Aven : Parce que j’adore la K7, c’est un bel objet, il n’est pas très cher à produire et j’aime beaucoup le son des cassettes, il y a un grain que j’aime beaucoup. J’ai grandi avec les K7, notamment les lecteurs Playschool pour enfants (avec lesquels on peut s’enregistrer), ça remonte à loin 🙂 puis, ensuite, les cassettes de black metal pendant mon adolescence, ça ne m’a jamais quitté. De plus, le label Hylé, qui a sorti Eaux, a pour spécialité de ne sortir que des cassettes. C’était donc tout naturel. D’autant que l’ambient et la musique New Age ont une longue tradition de la cassette. J’ai une platine cassette AKAI (je n’en connais pas l’année mais je pense qu’elle est assez vieille) qui fonctionne super bien !
C&O : Et pourquoi ce nom, Aven ? Est-ce lié au terme de géologie, en lien avec la Bretagne (la rivière Aven) ou un autre sens crypté ou caché ?

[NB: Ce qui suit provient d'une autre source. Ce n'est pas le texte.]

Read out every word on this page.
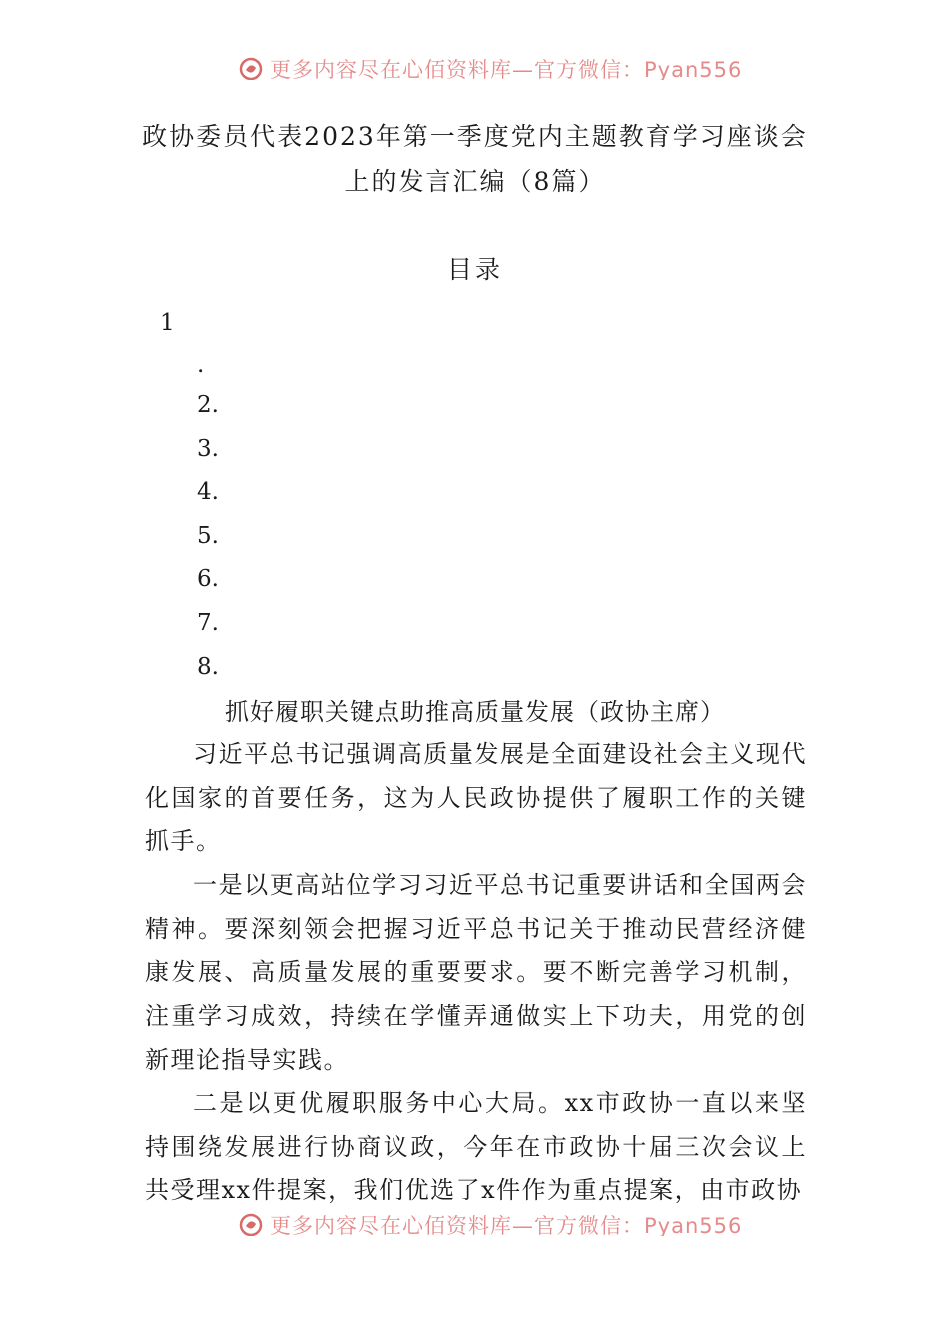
更多内容尽在心佰资料库—官方微信：Pyan556
政协委员代表2023年第一季度党内主题教育学习座谈会上的发言汇编（8篇）
目录
1
.
2.
3.
4.
5.
6.
7.
8.
抓好履职关键点助推高质量发展（政协主席）

习近平总书记强调高质量发展是全面建设社会主义现代化国家的首要任务，这为人民政协提供了履职工作的关键抓手。

一是以更高站位学习习近平总书记重要讲话和全国两会精神。要深刻领会把握习近平总书记关于推动民营经济健康发展、高质量发展的重要要求。要不断完善学习机制，注重学习成效，持续在学懂弄通做实上下功夫，用党的创新理论指导实践。

二是以更优履职服务中心大局。xx市政协一直以来坚持围绕发展进行协商议政，今年在市政协十届三次会议上共受理xx件提案，我们优选了x件作为重点提案，由市政协

更多内容尽在心佰资料库—官方微信：Pyan556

Aven : Le nom aven vient bien de la géologie. C’est un gouffre, un abîme. J’en ai visité quelques-uns durant mon enfance, y compris des cavernes. J’ai toujours été très fasciné par le monde souterrain, c’est quelque chose qui renvoie à mon imaginaire personnel, à mes fantasmes d’enfant. J’ai passé mon enfance et mon adolescence à lire des romans d’aventures, de fantasy ou de science-fiction, à regarder des films, etc. Et toutes ces choses ont participé à mon goût pour les mondes souterrains. Après ce n’est pas seulement une représentation mentale puisque j’adore aussi visiter physiquement des lieux souterrains quand j’en ai l’occasion. C’est une sensation grisante de se retrouver sous la surface et de découvrir des mondes impénétrables à la lumière du soleil. Aven ça faisait sens par rapport à cette fascination personnelle mais aussi parce que l’ambient se prête merveilleusement bien à l’évocation de paysages, de tous types. Quand je compose, c’est souvent à ça que je pense, à des sons qui retranscrivent des mondes, des paysages, des événements naturels, des lieux. Par exemple, ce peut être un drone dans les graves qui évoque le mouvement de plaques tectoniques sous l’océan. Mais ça c’est juste mon imaginaire à moi quand je compose et on peut s’imaginer ce que l’on veut, ce sont des choses auxquelles je pense et qui influencent mes choix sonores mais c’est tout. Un aven c’est un abîme dans lequel la lumière s’engouffre et c’est presque aussi le mot heaven anglais : le ciel, les étoiles, un autre univers qui me fascine au même titre. Il y a enfin la réflexion sur la temporalité de la musique ambient, drone, planante qui prend le temps de se déployer, qui joue énormément sur les textures et qui a quelque chose de la vignette ou de la bulle dans lesquels sont représentés des mondes vivants, autonomes, qui n’existent que par le son. J’y vois une analogie avec le « monde géologique » qui se déploie sur des millénaires, dans un temps très long et qui est aussi une affaire de textures, quelque part, une rencontre entre les matières, et avec le vivant. C’est à toutes ces choses que j’ai pensé en choisissant ce nom.